Carro
Explore Project

Data pipeline engineering
Core Capacities
Real-time, AI-ready infrastructure
Project Focus
2025
Year
Overview
1
Running analytics and live operations against the same database was a ticking clock. As merchant volume grew, query performance degraded and the data science team had no reliable foundation for AI-driven recommendations or demand intelligence. The company needed to decouple the two environments without disrupting the live platform — and do it in a way that could support advanced AI use cases, not just reporting.


2
Sierra designed and built a fully decoupled streaming data pipeline using Kafka Change Data Capture, replicating production data in real time with zero impact on live operations. Before building anything, Sierra's engineers investigated and reverse-engineered the existing database schemas to make sure the new architecture reflected how the data actually behaved — not how it was assumed to behave.

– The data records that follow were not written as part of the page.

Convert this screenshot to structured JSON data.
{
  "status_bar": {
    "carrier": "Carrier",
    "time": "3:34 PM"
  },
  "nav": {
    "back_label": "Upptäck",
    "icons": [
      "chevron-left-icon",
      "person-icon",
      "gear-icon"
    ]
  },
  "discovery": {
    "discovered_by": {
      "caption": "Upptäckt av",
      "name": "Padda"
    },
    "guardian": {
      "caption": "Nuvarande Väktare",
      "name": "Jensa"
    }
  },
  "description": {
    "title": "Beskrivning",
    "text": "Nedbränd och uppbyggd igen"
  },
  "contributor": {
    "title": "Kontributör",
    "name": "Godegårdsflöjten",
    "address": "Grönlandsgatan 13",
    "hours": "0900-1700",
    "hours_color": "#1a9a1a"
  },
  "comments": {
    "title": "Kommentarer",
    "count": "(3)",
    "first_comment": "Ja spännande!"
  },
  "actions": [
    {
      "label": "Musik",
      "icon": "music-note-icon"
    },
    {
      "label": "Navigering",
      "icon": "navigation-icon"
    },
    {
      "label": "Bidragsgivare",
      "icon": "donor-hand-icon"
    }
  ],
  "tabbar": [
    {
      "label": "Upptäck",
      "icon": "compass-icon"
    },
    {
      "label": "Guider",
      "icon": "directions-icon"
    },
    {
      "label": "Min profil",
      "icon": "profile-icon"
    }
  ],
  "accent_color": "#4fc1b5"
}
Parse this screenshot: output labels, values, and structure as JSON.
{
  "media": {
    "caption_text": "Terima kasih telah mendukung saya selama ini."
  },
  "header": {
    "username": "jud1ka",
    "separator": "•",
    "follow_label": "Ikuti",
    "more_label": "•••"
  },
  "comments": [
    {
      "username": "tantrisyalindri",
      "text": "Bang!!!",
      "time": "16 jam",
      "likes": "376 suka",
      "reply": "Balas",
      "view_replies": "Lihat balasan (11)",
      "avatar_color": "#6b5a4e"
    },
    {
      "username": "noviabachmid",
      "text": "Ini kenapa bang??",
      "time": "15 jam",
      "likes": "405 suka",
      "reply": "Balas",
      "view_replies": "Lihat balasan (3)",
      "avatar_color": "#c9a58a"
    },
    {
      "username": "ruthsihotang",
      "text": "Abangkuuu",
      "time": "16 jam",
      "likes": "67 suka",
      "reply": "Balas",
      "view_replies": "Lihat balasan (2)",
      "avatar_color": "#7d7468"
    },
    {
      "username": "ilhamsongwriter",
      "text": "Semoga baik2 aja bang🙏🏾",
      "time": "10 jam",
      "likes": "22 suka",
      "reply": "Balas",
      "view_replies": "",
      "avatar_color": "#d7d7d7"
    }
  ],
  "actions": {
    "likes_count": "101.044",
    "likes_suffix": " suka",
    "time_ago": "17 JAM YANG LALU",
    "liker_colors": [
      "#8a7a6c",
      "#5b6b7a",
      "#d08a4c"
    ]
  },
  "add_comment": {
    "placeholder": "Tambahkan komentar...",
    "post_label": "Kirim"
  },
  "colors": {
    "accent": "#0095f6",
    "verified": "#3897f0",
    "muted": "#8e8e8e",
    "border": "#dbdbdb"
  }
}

The pipeline fed into a dedicated Databricks analytics environment structured across Bronze, Silver, and Gold layers, from raw ingestion to business-ready outputs.
3
• Conducted investigatory analysis and reverse-engineered existing database schemas before a line of architecture was committed. • Built real-time CDC ingestion using Confluent Kafka, eliminating analytics load from the production system entirely. • Defined the full infrastructure in Terraform, making deployments reproducible and reconfigurable as the business evolves. • Structured data across a medallion architecture optimized for machine learning, recommendation engines, and downstream AI workflows.

4
Jobs that previously took an hour now run in minutes. More significantly, the new foundation unlocked capabilities that had not been feasible before — machine learning models, recommendation engines, and AI-driven demand intelligence built on clean, real-time data. Carro now has the infrastructure to pursue AI-powered merchant experiences without putting operational reliability at risk.